Following a series of tests and a misdiagnosed lymphoma scare, doctors told McMillan she had mononucleosis.
Mononucleosis is caused by the Epstein-Barr virus, a member of the herpes virus family. It is transmitted through saliva and typically starts as a prolonged fever and sore throat.
After a yearlong study, University researchers found an antiviral drug effective in treating mono. This drug could potentially reduce symptoms for patients like McMillan, said Dr. Hank Balfour, the study’s lead investigator.
Twenty early-stage mono patients were randomly assigned to receive the drug Valacyclovir. Of the participants, 10 received the drug and 10 did not, he said.
The research showed those patients who took the drug had decreased symptoms, Balfour said, who is also a professor of laboratory medicine and pathology and pediatrics.
“It was very effective in reducing the amount of virus in the throat washings… but the pleasant surprise was that they felt better, sooner,” he said.
The patients went to regular exams where researchers evaluated symptoms and collected specimens for viral analysis.
In the patients who received the drug, viral analysis showed a decrease in the quantity of Epstein-Barr virus in their saliva and throat cells, Balfour said.
“There was practically no virus found at all during the treatment period in the subjects who were getting the drug,” he said. “So it could very well be that this is a method that could be used to prevent transmission of mono.”
When a person gets mono, the symptoms usually last about a month, but the virus can still be contagious months after, Balfour said. This is because the virus leaves the bloodstream rather quickly, but continues to stay in the mouth for a long time.
McMillan fought symptoms in the hospital for 10 days and continued to battle mono for about a month.

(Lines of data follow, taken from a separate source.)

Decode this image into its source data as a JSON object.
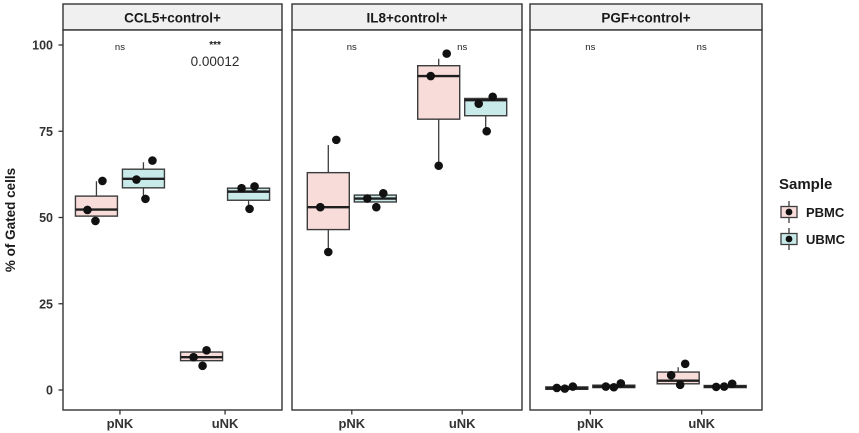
{
  "colors": {
    "pbmc_fill": "#f8dcd9",
    "ubmc_fill": "#c8ebea",
    "box_border": "#3c3c3c",
    "median_line": "#1f1f1f",
    "whisker": "#3c3c3c",
    "point": "#111111",
    "strip_bg": "#f0f0f0",
    "panel_border": "#333333",
    "text": "#333333",
    "title_text": "#1a1a1a"
  },
  "chart_data": {
    "type": "boxplot",
    "facet_layout": "3 panels side-by-side, shared y axis",
    "ylabel": "% of Gated cells",
    "ylim": [
      0,
      100
    ],
    "yticks": [
      0,
      25,
      50,
      75,
      100
    ],
    "groups": [
      "pNK",
      "uNK"
    ],
    "samples": [
      "PBMC",
      "UBMC"
    ],
    "grid": false,
    "legend": {
      "title": "Sample",
      "position": "right",
      "items": [
        {
          "label": "PBMC",
          "fill": "#f8dcd9"
        },
        {
          "label": "UBMC",
          "fill": "#c8ebea"
        }
      ]
    },
    "facets": [
      {
        "title": "CCL5+control+",
        "annotations": [
          {
            "group": "pNK",
            "label": "ns"
          },
          {
            "group": "uNK",
            "label": "***",
            "p_value": "0.00012"
          }
        ],
        "boxes": [
          {
            "group": "pNK",
            "sample": "PBMC",
            "q1": 50.4,
            "median": 52.3,
            "q3": 56.2,
            "whisker_low": 50.4,
            "whisker_high": 60.5,
            "points": [
              {
                "v": 60.6,
                "dx": 6
              },
              {
                "v": 52.2,
                "dx": -9
              },
              {
                "v": 49.0,
                "dx": -1
              }
            ]
          },
          {
            "group": "pNK",
            "sample": "UBMC",
            "q1": 58.6,
            "median": 61.2,
            "q3": 64.0,
            "whisker_low": 56.2,
            "whisker_high": 66.0,
            "points": [
              {
                "v": 66.5,
                "dx": 9
              },
              {
                "v": 61.0,
                "dx": -7
              },
              {
                "v": 55.4,
                "dx": 2
              }
            ]
          },
          {
            "group": "uNK",
            "sample": "PBMC",
            "q1": 8.5,
            "median": 9.5,
            "q3": 11.0,
            "whisker_low": 8.5,
            "whisker_high": 11.0,
            "points": [
              {
                "v": 11.5,
                "dx": 5
              },
              {
                "v": 9.5,
                "dx": -8
              },
              {
                "v": 7.0,
                "dx": 1
              }
            ]
          },
          {
            "group": "uNK",
            "sample": "UBMC",
            "q1": 55.0,
            "median": 57.5,
            "q3": 58.5,
            "whisker_low": 53.0,
            "whisker_high": 58.5,
            "points": [
              {
                "v": 59.0,
                "dx": 6
              },
              {
                "v": 58.5,
                "dx": -7
              },
              {
                "v": 52.5,
                "dx": 1
              }
            ]
          }
        ]
      },
      {
        "title": "IL8+control+",
        "annotations": [
          {
            "group": "pNK",
            "label": "ns"
          },
          {
            "group": "uNK",
            "label": "ns"
          }
        ],
        "boxes": [
          {
            "group": "pNK",
            "sample": "PBMC",
            "q1": 46.5,
            "median": 53.0,
            "q3": 63.0,
            "whisker_low": 40.5,
            "whisker_high": 71.0,
            "points": [
              {
                "v": 72.5,
                "dx": 8
              },
              {
                "v": 53.0,
                "dx": -8
              },
              {
                "v": 40.0,
                "dx": 0
              }
            ]
          },
          {
            "group": "pNK",
            "sample": "UBMC",
            "q1": 54.5,
            "median": 55.5,
            "q3": 56.5,
            "whisker_low": 54.5,
            "whisker_high": 56.5,
            "points": [
              {
                "v": 57.0,
                "dx": 8
              },
              {
                "v": 55.5,
                "dx": -8
              },
              {
                "v": 53.0,
                "dx": 1
              }
            ]
          },
          {
            "group": "uNK",
            "sample": "PBMC",
            "q1": 78.5,
            "median": 91.0,
            "q3": 94.0,
            "whisker_low": 65.0,
            "whisker_high": 96.0,
            "points": [
              {
                "v": 97.5,
                "dx": 8
              },
              {
                "v": 91.0,
                "dx": -8
              },
              {
                "v": 65.0,
                "dx": 0
              }
            ]
          },
          {
            "group": "uNK",
            "sample": "UBMC",
            "q1": 79.5,
            "median": 84.0,
            "q3": 84.5,
            "whisker_low": 75.0,
            "whisker_high": 84.5,
            "points": [
              {
                "v": 85.0,
                "dx": 7
              },
              {
                "v": 83.0,
                "dx": -7
              },
              {
                "v": 75.0,
                "dx": 1
              }
            ]
          }
        ]
      },
      {
        "title": "PGF+control+",
        "annotations": [
          {
            "group": "pNK",
            "label": "ns"
          },
          {
            "group": "uNK",
            "label": "ns"
          }
        ],
        "boxes": [
          {
            "group": "pNK",
            "sample": "PBMC",
            "q1": 0.2,
            "median": 0.5,
            "q3": 0.9,
            "whisker_low": 0.2,
            "whisker_high": 0.9,
            "points": [
              {
                "v": 1.0,
                "dx": 6
              },
              {
                "v": 0.6,
                "dx": -10
              },
              {
                "v": 0.4,
                "dx": -2
              }
            ]
          },
          {
            "group": "pNK",
            "sample": "UBMC",
            "q1": 0.7,
            "median": 1.0,
            "q3": 1.4,
            "whisker_low": 0.7,
            "whisker_high": 1.4,
            "points": [
              {
                "v": 1.9,
                "dx": 7
              },
              {
                "v": 1.0,
                "dx": -8
              },
              {
                "v": 0.8,
                "dx": 0
              }
            ]
          },
          {
            "group": "uNK",
            "sample": "PBMC",
            "q1": 1.8,
            "median": 2.7,
            "q3": 5.2,
            "whisker_low": 1.8,
            "whisker_high": 6.6,
            "points": [
              {
                "v": 7.6,
                "dx": 7
              },
              {
                "v": 4.3,
                "dx": -7
              },
              {
                "v": 1.5,
                "dx": 2
              }
            ]
          },
          {
            "group": "uNK",
            "sample": "UBMC",
            "q1": 0.7,
            "median": 1.0,
            "q3": 1.3,
            "whisker_low": 0.7,
            "whisker_high": 1.3,
            "points": [
              {
                "v": 1.8,
                "dx": 7
              },
              {
                "v": 0.9,
                "dx": -9
              },
              {
                "v": 1.0,
                "dx": -1
              }
            ]
          }
        ]
      }
    ]
  }
}
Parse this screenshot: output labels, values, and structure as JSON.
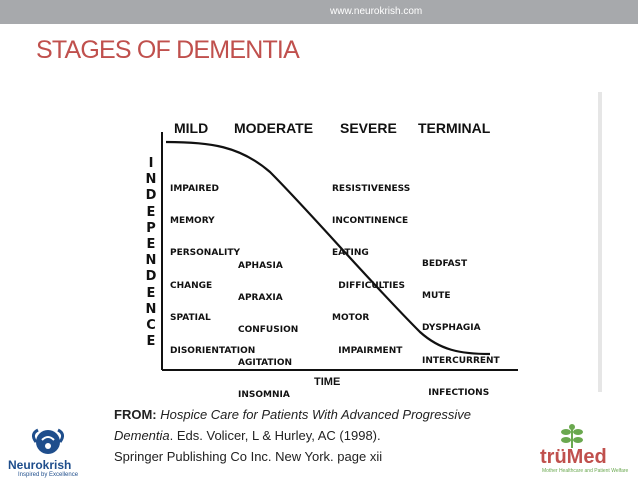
{
  "header": {
    "url": "www.neurokrish.com"
  },
  "slide": {
    "title": "STAGES OF DEMENTIA"
  },
  "figure": {
    "stages": [
      "MILD",
      "MODERATE",
      "SEVERE",
      "TERMINAL"
    ],
    "y_axis_letters": [
      "I",
      "N",
      "D",
      "E",
      "P",
      "E",
      "N",
      "D",
      "E",
      "N",
      "C",
      "E"
    ],
    "x_axis_label": "TIME",
    "mild_symptoms": [
      "IMPAIRED",
      "MEMORY",
      "PERSONALITY",
      "CHANGE",
      "SPATIAL",
      "DISORIENTATION"
    ],
    "moderate_symptoms": [
      "APHASIA",
      "APRAXIA",
      "CONFUSION",
      "AGITATION",
      "INSOMNIA"
    ],
    "severe_symptoms": [
      "RESISTIVENESS",
      "INCONTINENCE",
      "EATING",
      "  DIFFICULTIES",
      "MOTOR",
      "  IMPAIRMENT"
    ],
    "terminal_symptoms": [
      "BEDFAST",
      "MUTE",
      "DYSPHAGIA",
      "INTERCURRENT",
      "  INFECTIONS"
    ]
  },
  "caption": {
    "from_label": "FROM: ",
    "book_title": "Hospice Care for Patients With Advanced Progressive",
    "line2_title": "Dementia",
    "line2_rest": ". Eds. Volicer, L & Hurley, AC (1998).",
    "line3": "Springer Publishing Co Inc. New York. page xii"
  },
  "logos": {
    "left_name": "Neurokrish",
    "left_tagline": "Inspired by Excellence",
    "right_name": "trüMed",
    "right_sub": "Mother Healthcare and Patient Welfare"
  },
  "colors": {
    "title": "#c0504d",
    "topbar": "#a7a9ac",
    "left_logo": "#1f4e8c",
    "right_logo": "#c0504d"
  }
}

“I was feeling run down and just really groggy… I wasn’t hungry at all,” she said. “(I had) the worst migraines I’ve ever had in my life.”

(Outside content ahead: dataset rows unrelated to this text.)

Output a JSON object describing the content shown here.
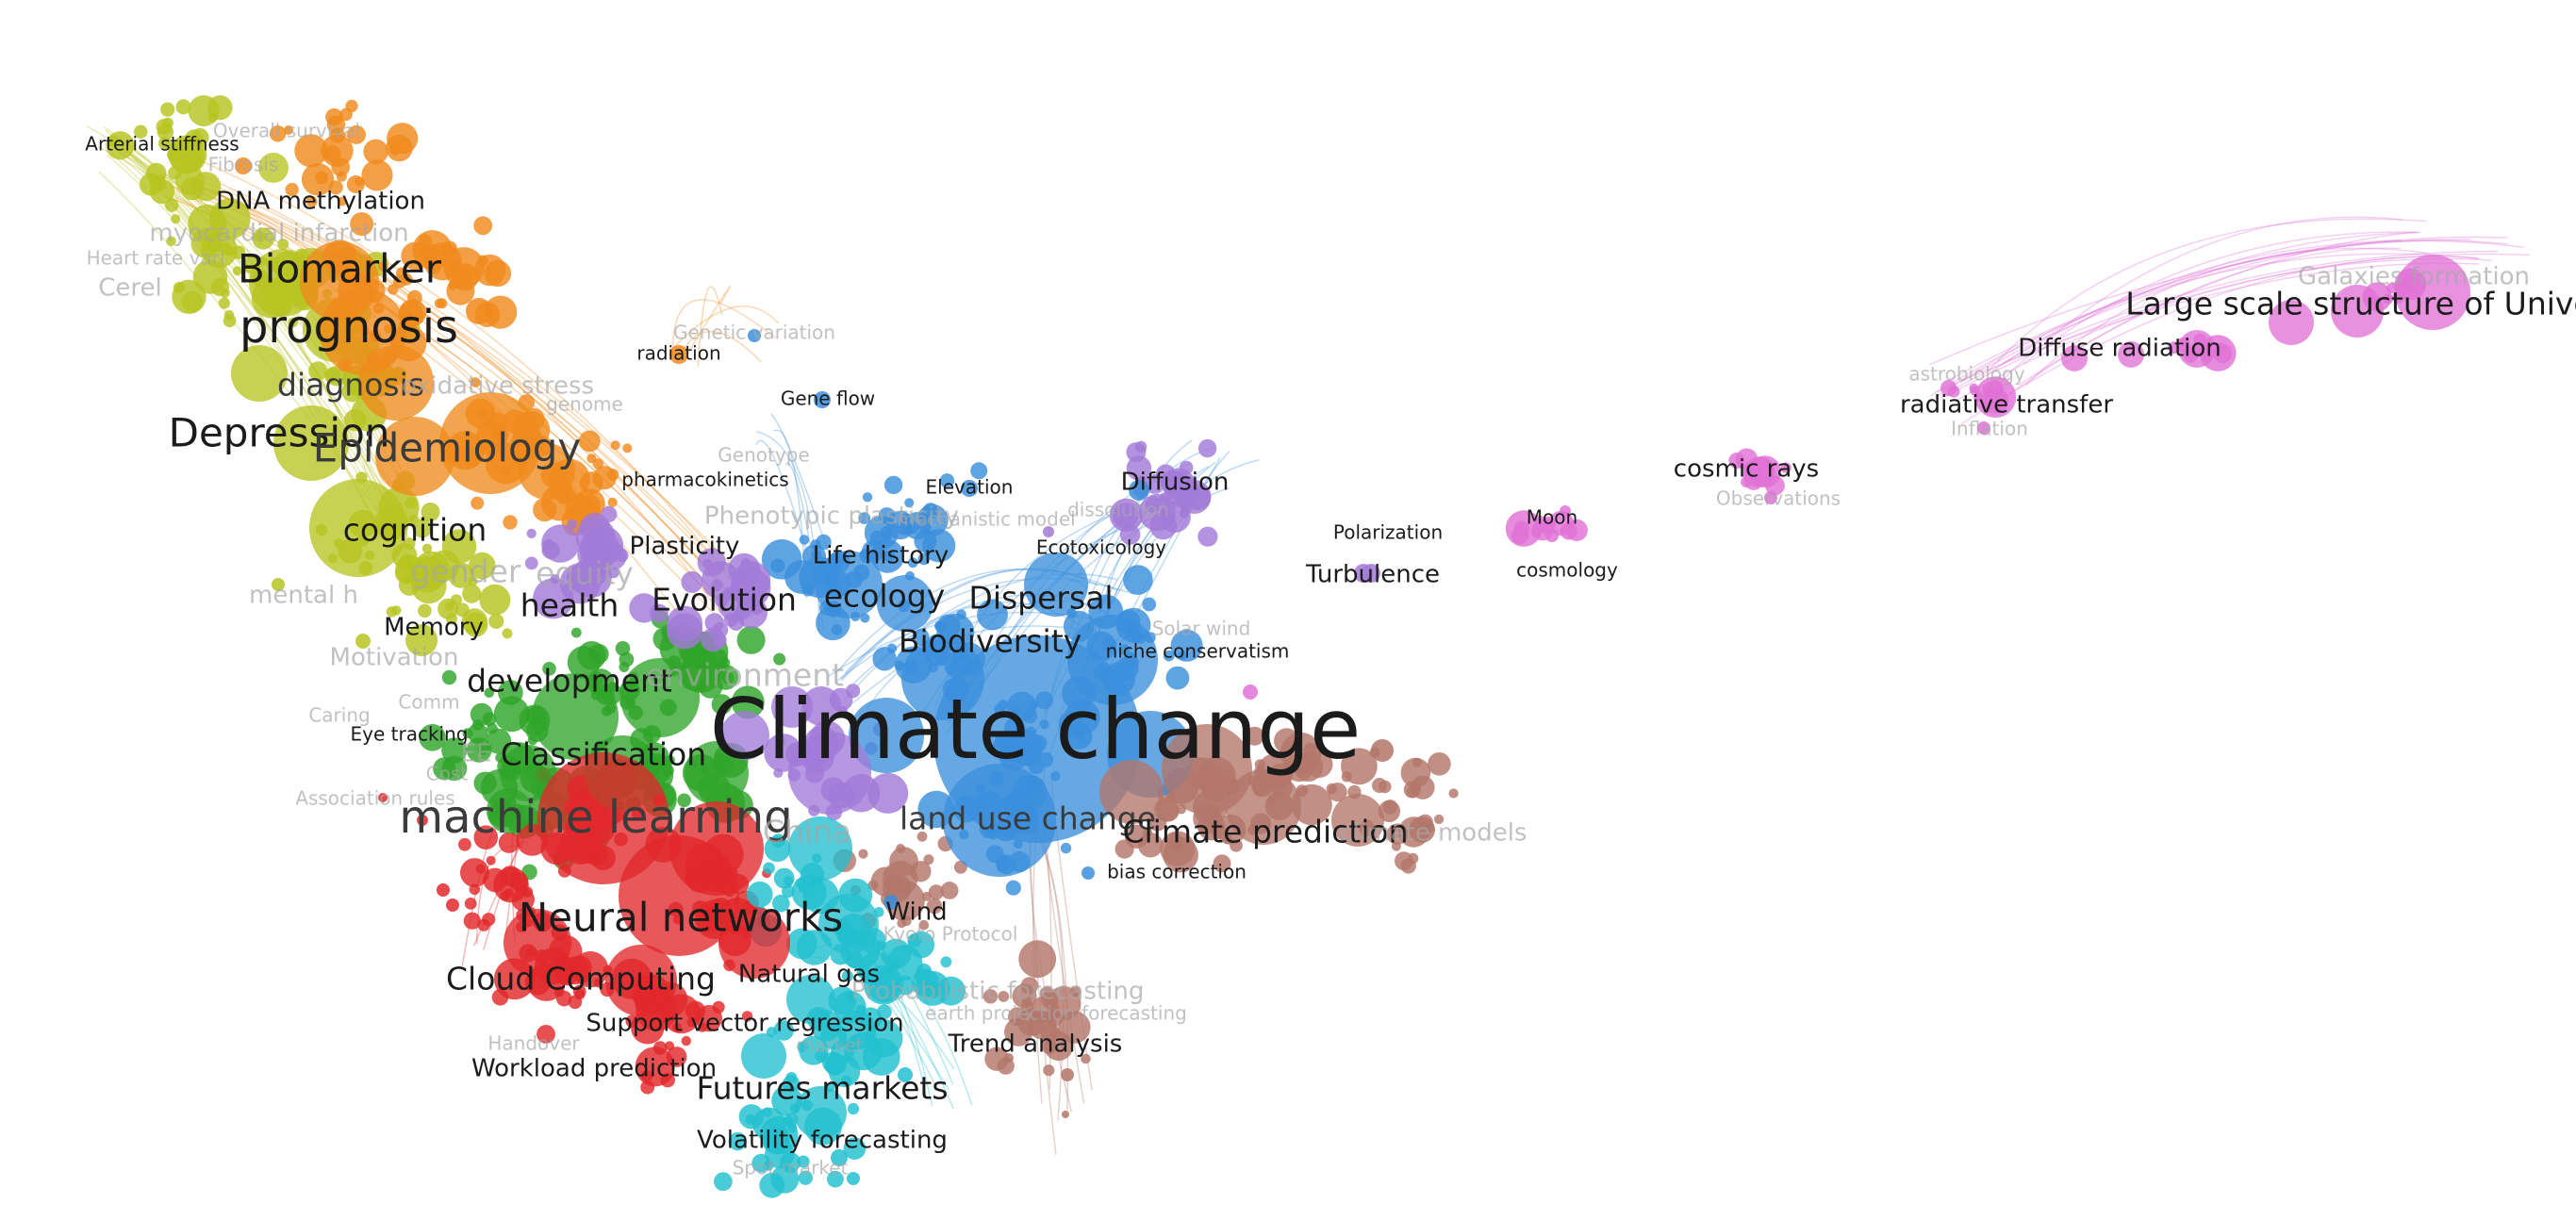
{
  "clusters": {
    "yellow": "#b7c421",
    "orange": "#f08a1c",
    "green": "#2fa52a",
    "red": "#e2282b",
    "blue": "#3b8fdc",
    "purple": "#a27ad8",
    "brown": "#b3766a",
    "cyan": "#22bfd0",
    "pink": "#e072d6"
  },
  "labels": [
    {
      "id": "arterial-stiffness",
      "text": "Arterial stiffness",
      "tone": "dark",
      "weight": 1
    },
    {
      "id": "overall-survival",
      "text": "Overall survival",
      "tone": "faint",
      "weight": 1
    },
    {
      "id": "fibrosis",
      "text": "Fibrosis",
      "tone": "faint",
      "weight": 1
    },
    {
      "id": "dna-methylation",
      "text": "DNA methylation",
      "tone": "dark",
      "weight": 2
    },
    {
      "id": "myocardial-infarction",
      "text": "myocardial infarction",
      "tone": "faint",
      "weight": 2
    },
    {
      "id": "heart-rate",
      "text": "Heart rate vari",
      "tone": "faint",
      "weight": 1
    },
    {
      "id": "cerebral",
      "text": "Cerel",
      "tone": "faint",
      "weight": 2
    },
    {
      "id": "biomarker",
      "text": "Biomarker",
      "tone": "dark",
      "weight": 4
    },
    {
      "id": "prognosis",
      "text": "prognosis",
      "tone": "dark",
      "weight": 5
    },
    {
      "id": "diagnosis",
      "text": "diagnosis",
      "tone": "mid",
      "weight": 3
    },
    {
      "id": "depression",
      "text": "Depression",
      "tone": "dark",
      "weight": 4
    },
    {
      "id": "oxidative-stress",
      "text": "oxidative stress",
      "tone": "faint",
      "weight": 2
    },
    {
      "id": "genome",
      "text": "genome",
      "tone": "faint",
      "weight": 1
    },
    {
      "id": "epidemiology",
      "text": "Epidemiology",
      "tone": "mid",
      "weight": 4
    },
    {
      "id": "genetic-variation",
      "text": "Genetic variation",
      "tone": "faint",
      "weight": 1
    },
    {
      "id": "radiation",
      "text": "radiation",
      "tone": "dark",
      "weight": 1
    },
    {
      "id": "gene-flow",
      "text": "Gene flow",
      "tone": "dark",
      "weight": 1
    },
    {
      "id": "genotype",
      "text": "Genotype",
      "tone": "faint",
      "weight": 1
    },
    {
      "id": "pharmacokinetics",
      "text": "pharmacokinetics",
      "tone": "dark",
      "weight": 1
    },
    {
      "id": "phenotypic-plasticity",
      "text": "Phenotypic plasticity",
      "tone": "faint",
      "weight": 2
    },
    {
      "id": "mechanistic-model",
      "text": "mechanistic model",
      "tone": "faint",
      "weight": 1
    },
    {
      "id": "plasticity",
      "text": "Plasticity",
      "tone": "dark",
      "weight": 2
    },
    {
      "id": "cognition",
      "text": "cognition",
      "tone": "dark",
      "weight": 3
    },
    {
      "id": "gender",
      "text": "gender",
      "tone": "faint",
      "weight": 3
    },
    {
      "id": "equity",
      "text": "equity",
      "tone": "faint",
      "weight": 3
    },
    {
      "id": "mental-health",
      "text": "mental h",
      "tone": "faint",
      "weight": 2
    },
    {
      "id": "health",
      "text": "health",
      "tone": "dark",
      "weight": 3
    },
    {
      "id": "evolution",
      "text": "Evolution",
      "tone": "dark",
      "weight": 3
    },
    {
      "id": "life-history",
      "text": "Life history",
      "tone": "dark",
      "weight": 2
    },
    {
      "id": "ecology",
      "text": "ecology",
      "tone": "dark",
      "weight": 3
    },
    {
      "id": "memory",
      "text": "Memory",
      "tone": "dark",
      "weight": 2
    },
    {
      "id": "motivation",
      "text": "Motivation",
      "tone": "faint",
      "weight": 2
    },
    {
      "id": "development",
      "text": "development",
      "tone": "dark",
      "weight": 3
    },
    {
      "id": "environment",
      "text": "environment",
      "tone": "faint",
      "weight": 3
    },
    {
      "id": "elevation",
      "text": "Elevation",
      "tone": "dark",
      "weight": 1
    },
    {
      "id": "diffusion",
      "text": "Diffusion",
      "tone": "dark",
      "weight": 2
    },
    {
      "id": "dissolution",
      "text": "dissolution",
      "tone": "faint",
      "weight": 1
    },
    {
      "id": "ecotoxicology",
      "text": "Ecotoxicology",
      "tone": "dark",
      "weight": 1
    },
    {
      "id": "dispersal",
      "text": "Dispersal",
      "tone": "dark",
      "weight": 3
    },
    {
      "id": "biodiversity",
      "text": "Biodiversity",
      "tone": "dark",
      "weight": 3
    },
    {
      "id": "solar-wind",
      "text": "Solar wind",
      "tone": "faint",
      "weight": 1
    },
    {
      "id": "niche-conservatism",
      "text": "niche conservatism",
      "tone": "dark",
      "weight": 1
    },
    {
      "id": "climate-change",
      "text": "Climate change",
      "tone": "dark",
      "weight": 8
    },
    {
      "id": "comm",
      "text": "Comm",
      "tone": "faint",
      "weight": 1
    },
    {
      "id": "caring",
      "text": "Caring",
      "tone": "faint",
      "weight": 1
    },
    {
      "id": "eye-tracking",
      "text": "Eye tracking",
      "tone": "dark",
      "weight": 1
    },
    {
      "id": "eeg",
      "text": "EE",
      "tone": "faint",
      "weight": 2
    },
    {
      "id": "classification",
      "text": "Classification",
      "tone": "dark",
      "weight": 3
    },
    {
      "id": "cost",
      "text": "Cost",
      "tone": "faint",
      "weight": 1
    },
    {
      "id": "association-rules",
      "text": "Association rules",
      "tone": "faint",
      "weight": 1
    },
    {
      "id": "machine-learning",
      "text": "machine learning",
      "tone": "mid",
      "weight": 5
    },
    {
      "id": "china",
      "text": "China",
      "tone": "faint",
      "weight": 3
    },
    {
      "id": "land-use-change",
      "text": "land use change",
      "tone": "mid",
      "weight": 3
    },
    {
      "id": "climate-prediction",
      "text": "Climate prediction",
      "tone": "dark",
      "weight": 3
    },
    {
      "id": "climate-models",
      "text": "climate models",
      "tone": "faint",
      "weight": 2
    },
    {
      "id": "bias-correction",
      "text": "bias correction",
      "tone": "dark",
      "weight": 1
    },
    {
      "id": "neural-networks",
      "text": "Neural networks",
      "tone": "dark",
      "weight": 4
    },
    {
      "id": "wind",
      "text": "Wind",
      "tone": "dark",
      "weight": 2
    },
    {
      "id": "kyoto-protocol",
      "text": "Kyoto Protocol",
      "tone": "faint",
      "weight": 1
    },
    {
      "id": "cloud-computing",
      "text": "Cloud Computing",
      "tone": "dark",
      "weight": 3
    },
    {
      "id": "natural-gas",
      "text": "Natural gas",
      "tone": "dark",
      "weight": 2
    },
    {
      "id": "probabilistic-forecasting",
      "text": "Probabilistic forecasting",
      "tone": "faint",
      "weight": 2
    },
    {
      "id": "earth-projection-forecasting",
      "text": "earth projection forecasting",
      "tone": "faint",
      "weight": 1
    },
    {
      "id": "support-vector-regression",
      "text": "Support vector regression",
      "tone": "dark",
      "weight": 2
    },
    {
      "id": "hand-over",
      "text": "Handover",
      "tone": "faint",
      "weight": 1
    },
    {
      "id": "market",
      "text": "market",
      "tone": "faint",
      "weight": 1
    },
    {
      "id": "trend-analysis",
      "text": "Trend analysis",
      "tone": "dark",
      "weight": 2
    },
    {
      "id": "workload-prediction",
      "text": "Workload prediction",
      "tone": "dark",
      "weight": 2
    },
    {
      "id": "futures-markets",
      "text": "Futures markets",
      "tone": "dark",
      "weight": 3
    },
    {
      "id": "volatility-forecasting",
      "text": "Volatility forecasting",
      "tone": "dark",
      "weight": 2
    },
    {
      "id": "spot-market",
      "text": "Spot market",
      "tone": "faint",
      "weight": 1
    },
    {
      "id": "polarization",
      "text": "Polarization",
      "tone": "dark",
      "weight": 1
    },
    {
      "id": "moon",
      "text": "Moon",
      "tone": "dark",
      "weight": 1
    },
    {
      "id": "turbulence",
      "text": "Turbulence",
      "tone": "dark",
      "weight": 2
    },
    {
      "id": "cosmology",
      "text": "cosmology",
      "tone": "dark",
      "weight": 1
    },
    {
      "id": "cosmic-rays",
      "text": "cosmic rays",
      "tone": "dark",
      "weight": 2
    },
    {
      "id": "observations",
      "text": "Observations",
      "tone": "faint",
      "weight": 1
    },
    {
      "id": "astrobiology",
      "text": "astrobiology",
      "tone": "faint",
      "weight": 1
    },
    {
      "id": "radiative-transfer",
      "text": "radiative transfer",
      "tone": "dark",
      "weight": 2
    },
    {
      "id": "inflation",
      "text": "Inflation",
      "tone": "faint",
      "weight": 1
    },
    {
      "id": "diffuse-radiation",
      "text": "Diffuse radiation",
      "tone": "dark",
      "weight": 2
    },
    {
      "id": "large-scale-structure",
      "text": "Large scale structure of Unive",
      "tone": "dark",
      "weight": 3
    },
    {
      "id": "galaxies-formation",
      "text": "Galaxies formation",
      "tone": "faint",
      "weight": 2
    }
  ]
}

Besides receiving morphine for her migraines, McMillan was not given any further treatment.
“(Mono) pretty much just has to run its course,” she said.
The University’s new research gives some hope for faster recovery from mono, said Dr. Susan Kline, assistant professor in the division of infectious diseases in the Medical School.
“I think it’ll help people recover and hopefully shorten the symptomatic period,” she said. “It’s encouraging that it looks like we have something effective to offer people.”
Balfour said Epstein-Barr is a seasonal virus. It typically peaks in late fall, and again around March and April.
It is most noticeable in teenagers and young adults.
When little children get mono, it’s often a milder illness, said John O’Brien, a pediatrician at Park Nicollet in Minnetonka.
“They don’t tend to get the kind of dramatic weeks of fatigue that maybe a teenager might get,” he said. “So we don’t really check little kids as frequently.”